As with many complementary and alternative therapies, massage therapists spend the majority of their time with a patient one-on-one.  We are in a wonderful position to help people, and have the time necessary to listen carefully.  People often seek alternative health practices simply because they want to be treated this way.  When I see a patient for the first time, the interview and intake procedure can take 20 minutes or longer, because I listen to everything they have to say about their pain and ask all the necessary questions to understand their goals.  Time to express their complaints with my undivided attention gets nearly as many positive comments as the massage gets.

Listening isn’t easy.  

There is a misconception that if you sit quietly while someone speaks, you have met all the requirements for listening.  

Being present, with open ears, is just the beginning.  

When someone speaks to us they are trying to tell us many things.  Besides the basic message in the words themselves, there is subtext in why they chose the words they use, the expressions both in the face and the tone of voice, and body posture.  Most of these messages are lost on the active listener.  Really listening to someone for more than a few minutes is much more challenging than it sounds.  Most of the time, in conversation our brain is busy anticipating the next chance to speak.  When with a patient, we want simple clear answers to tick boxes either on a chart or in our minds.  Our own thoughts, agenda, point of view, and expectations can seep in and drown out hearing the whole message.  

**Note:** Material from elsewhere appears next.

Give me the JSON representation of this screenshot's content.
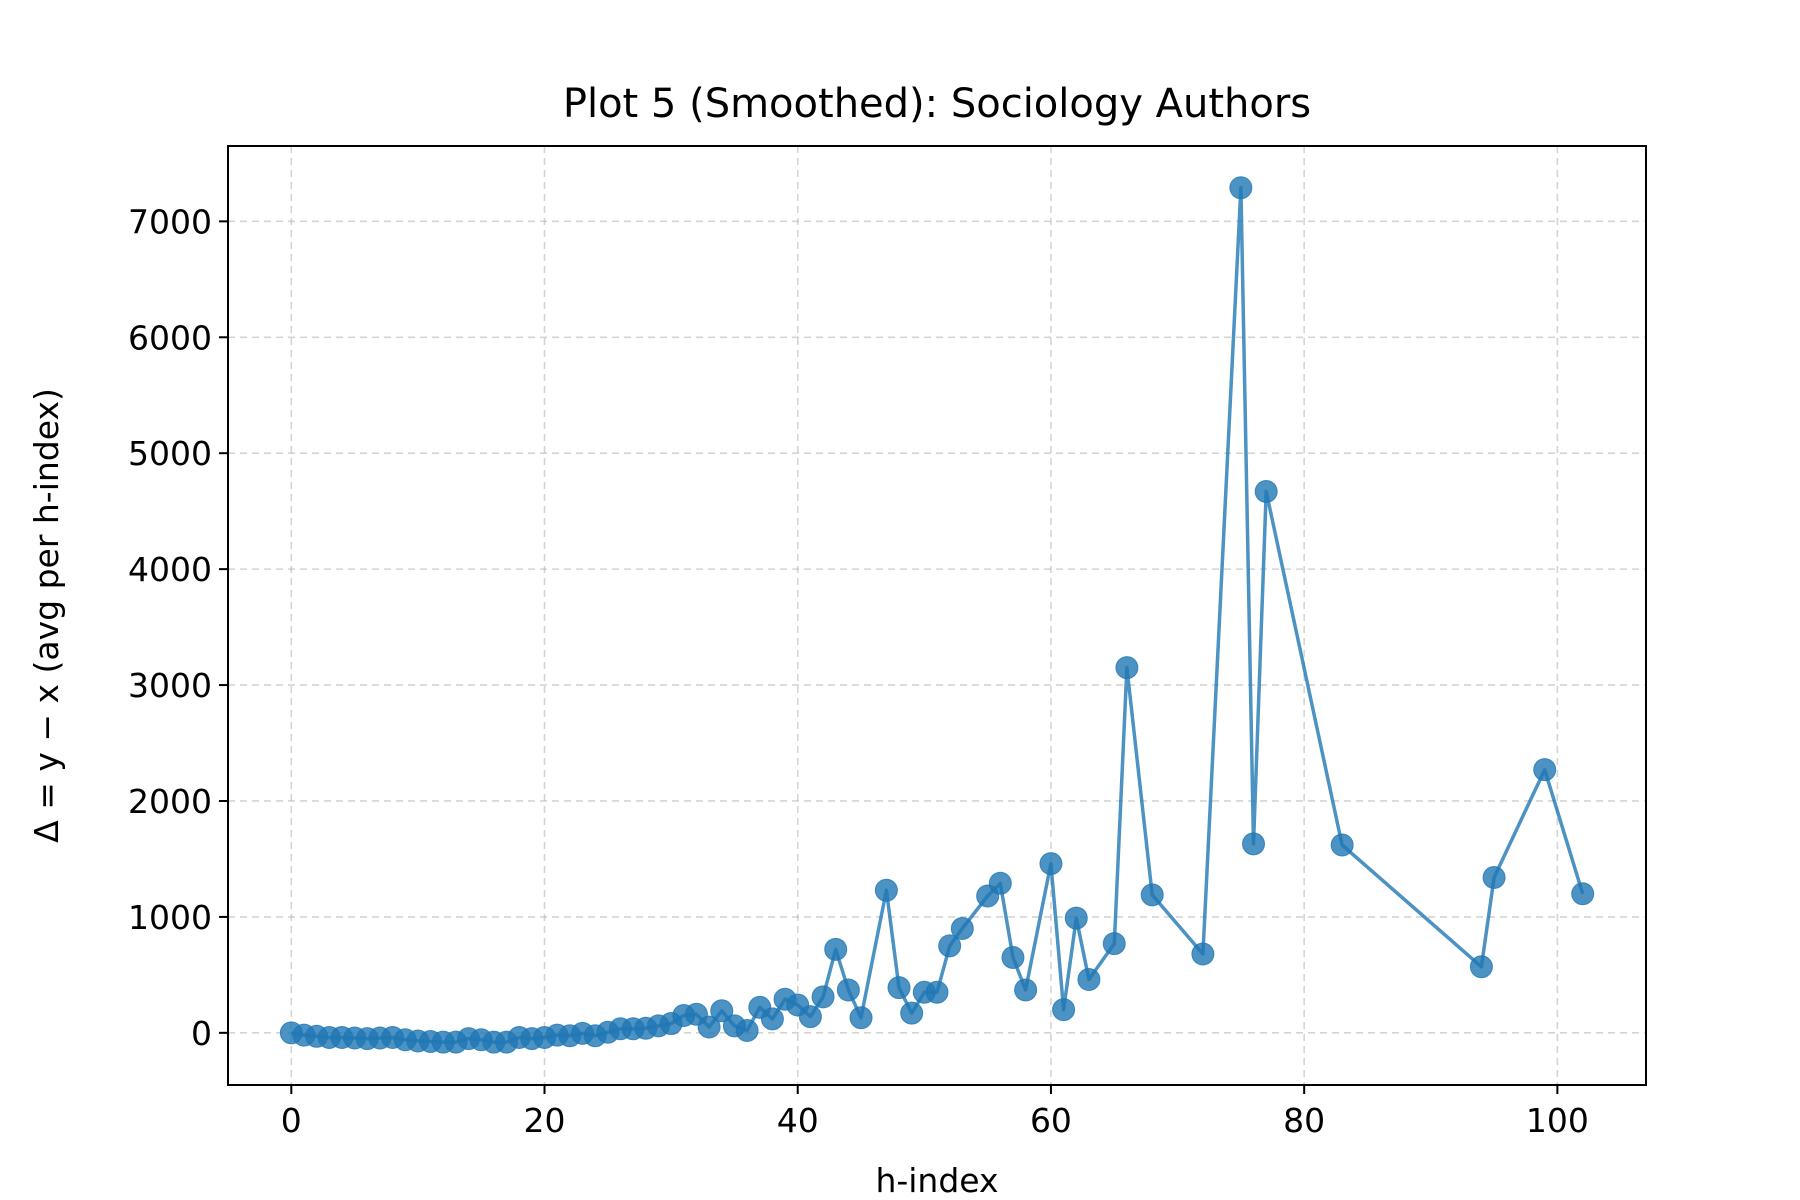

In a busy environment--with computer whirring, charts with empty spaces, missed calls and texts, anticipation of several more appointments today--focusing on the task of eye-contact and evaluation of words as they are being actively spoken can seem next to impossible.  To combat this there is no computer in my treatment room, there is also no phone, and virtually no other distractions from the patient.  I don’t even write down much of what is said until after the interview is over, just quick notes to keep track.  Even with all these modifications, I still have to actively quiet my mind to avoid categorizing problems prematurely.  My scope is fairly small, and even so, a missed detail can be the difference between an effective intervention, and a null result.

More importantly, I don’t want to be another example in a long line of, “I saw so-and-so and he didn’t even listen to me.”  Most of my patients have these stories in common.  It is not unusual for a primary care physician to send a patient home having never touched them and barely talked to them, usually recommending large doses of ibuprofen or naproxen, if anything is recommended at all.  If they come back, they are sent to a physical therapist who doesn’t touch them or listen to them before sending them off to do painful exercises with an assistant who urges them to ignore the pain and stick with it.  When results from this are less than stellar, should anyone be surprised?

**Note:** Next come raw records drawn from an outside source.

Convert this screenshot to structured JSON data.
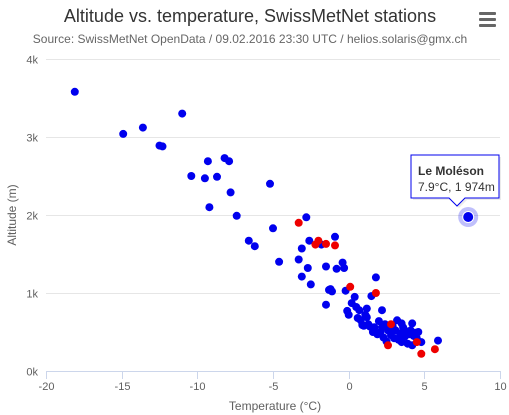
{
  "chart_data": {
    "type": "scatter",
    "title": "Altitude vs. temperature, SwissMetNet stations",
    "subtitle": "Source: SwissMetNet OpenData / 09.02.2016 23:30 UTC / helios.solaris@gmx.ch",
    "xlabel": "Temperature (°C)",
    "ylabel": "Altitude (m)",
    "xlim": [
      -20,
      10
    ],
    "ylim": [
      0,
      4000
    ],
    "x_ticks": [
      -20,
      -15,
      -10,
      -5,
      0,
      5,
      10
    ],
    "y_ticks": [
      0,
      1000,
      2000,
      3000,
      4000
    ],
    "x_tick_labels": [
      "-20",
      "-15",
      "-10",
      "-5",
      "0",
      "5",
      "10"
    ],
    "y_tick_labels": [
      "0k",
      "1k",
      "2k",
      "3k",
      "4k"
    ],
    "grid": "horizontal",
    "colors": {
      "blue": "#0000ee",
      "red": "#ee0000"
    },
    "series": [
      {
        "color": "#0000ee",
        "points": [
          [
            -18.1,
            3580
          ],
          [
            -14.9,
            3040
          ],
          [
            -13.6,
            3120
          ],
          [
            -12.5,
            2890
          ],
          [
            -12.3,
            2880
          ],
          [
            -11.0,
            3300
          ],
          [
            -10.4,
            2500
          ],
          [
            -9.5,
            2470
          ],
          [
            -9.3,
            2690
          ],
          [
            -9.2,
            2100
          ],
          [
            -8.7,
            2490
          ],
          [
            -8.2,
            2730
          ],
          [
            -7.9,
            2690
          ],
          [
            -7.8,
            2290
          ],
          [
            -7.4,
            1990
          ],
          [
            -6.6,
            1670
          ],
          [
            -6.2,
            1600
          ],
          [
            -5.2,
            2400
          ],
          [
            -5.0,
            1830
          ],
          [
            -4.6,
            1400
          ],
          [
            -3.3,
            1430
          ],
          [
            -3.1,
            1570
          ],
          [
            -3.1,
            1210
          ],
          [
            -2.8,
            1970
          ],
          [
            -2.7,
            1320
          ],
          [
            -2.6,
            1670
          ],
          [
            -2.5,
            1110
          ],
          [
            -1.8,
            1620
          ],
          [
            -1.5,
            1340
          ],
          [
            -1.3,
            1040
          ],
          [
            -1.2,
            1050
          ],
          [
            -1.1,
            1020
          ],
          [
            -0.9,
            1720
          ],
          [
            -0.8,
            1310
          ],
          [
            -0.4,
            1390
          ],
          [
            -0.3,
            1320
          ],
          [
            -0.2,
            1030
          ],
          [
            -1.5,
            850
          ],
          [
            -0.1,
            770
          ],
          [
            0.0,
            720
          ],
          [
            0.2,
            870
          ],
          [
            0.4,
            950
          ],
          [
            0.5,
            820
          ],
          [
            0.7,
            780
          ],
          [
            0.8,
            650
          ],
          [
            0.9,
            590
          ],
          [
            1.0,
            580
          ],
          [
            1.1,
            720
          ],
          [
            1.2,
            690
          ],
          [
            1.3,
            600
          ],
          [
            1.4,
            570
          ],
          [
            1.5,
            960
          ],
          [
            1.6,
            500
          ],
          [
            1.7,
            560
          ],
          [
            1.8,
            1200
          ],
          [
            1.9,
            470
          ],
          [
            2.0,
            640
          ],
          [
            2.1,
            500
          ],
          [
            2.2,
            560
          ],
          [
            2.3,
            430
          ],
          [
            2.4,
            600
          ],
          [
            2.5,
            380
          ],
          [
            2.6,
            520
          ],
          [
            2.7,
            540
          ],
          [
            2.8,
            460
          ],
          [
            2.9,
            580
          ],
          [
            3.0,
            420
          ],
          [
            3.1,
            520
          ],
          [
            3.2,
            650
          ],
          [
            3.3,
            400
          ],
          [
            3.4,
            480
          ],
          [
            3.5,
            370
          ],
          [
            3.6,
            560
          ],
          [
            3.7,
            440
          ],
          [
            3.8,
            510
          ],
          [
            3.9,
            350
          ],
          [
            4.0,
            470
          ],
          [
            4.1,
            520
          ],
          [
            4.2,
            330
          ],
          [
            4.3,
            450
          ],
          [
            4.4,
            490
          ],
          [
            4.5,
            420
          ],
          [
            4.6,
            500
          ],
          [
            4.8,
            370
          ],
          [
            5.9,
            390
          ],
          [
            1.2,
            800
          ],
          [
            0.6,
            680
          ],
          [
            2.2,
            780
          ],
          [
            3.5,
            610
          ],
          [
            4.2,
            610
          ]
        ]
      },
      {
        "color": "#ee0000",
        "points": [
          [
            -3.3,
            1900
          ],
          [
            -2.2,
            1620
          ],
          [
            -2.0,
            1670
          ],
          [
            -1.5,
            1630
          ],
          [
            -0.9,
            1610
          ],
          [
            0.1,
            1080
          ],
          [
            1.8,
            1000
          ],
          [
            2.6,
            330
          ],
          [
            2.8,
            600
          ],
          [
            4.5,
            370
          ],
          [
            4.8,
            220
          ],
          [
            5.7,
            280
          ]
        ]
      }
    ],
    "tooltip": {
      "station": "Le Moléson",
      "value": "7.9°C, 1 974m",
      "x": 7.9,
      "y": 1974
    }
  },
  "menu": {
    "icon": "hamburger-menu-icon"
  }
}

Anti-inflammatory medicine may have been the right call, the exercises may have been exactly the right ones, but the patient didn’t feel satisfied with encounter with his/her clinician, so compliance is minimal.  It is human nature to take the advice of someone we like or respect.  A 2010 Harvard Medical School study showed that about 20 percent of first-time prescriptions are never filled.  That number drops even lower when we look at advice given without a written script.  OTC medicines aren’t taken seriously and take home exercises, in my experience, are very rarely done properly. 

It is admittedly easier to get patients to stick to a massage regiment. Despite the expense, massage is pleasant, feels significant and specific when done properly, and gets quick short-term results. During that time, if I can convince them to dust off the PT’s orders, or follow the regiment their doctor recommended, the results only improve.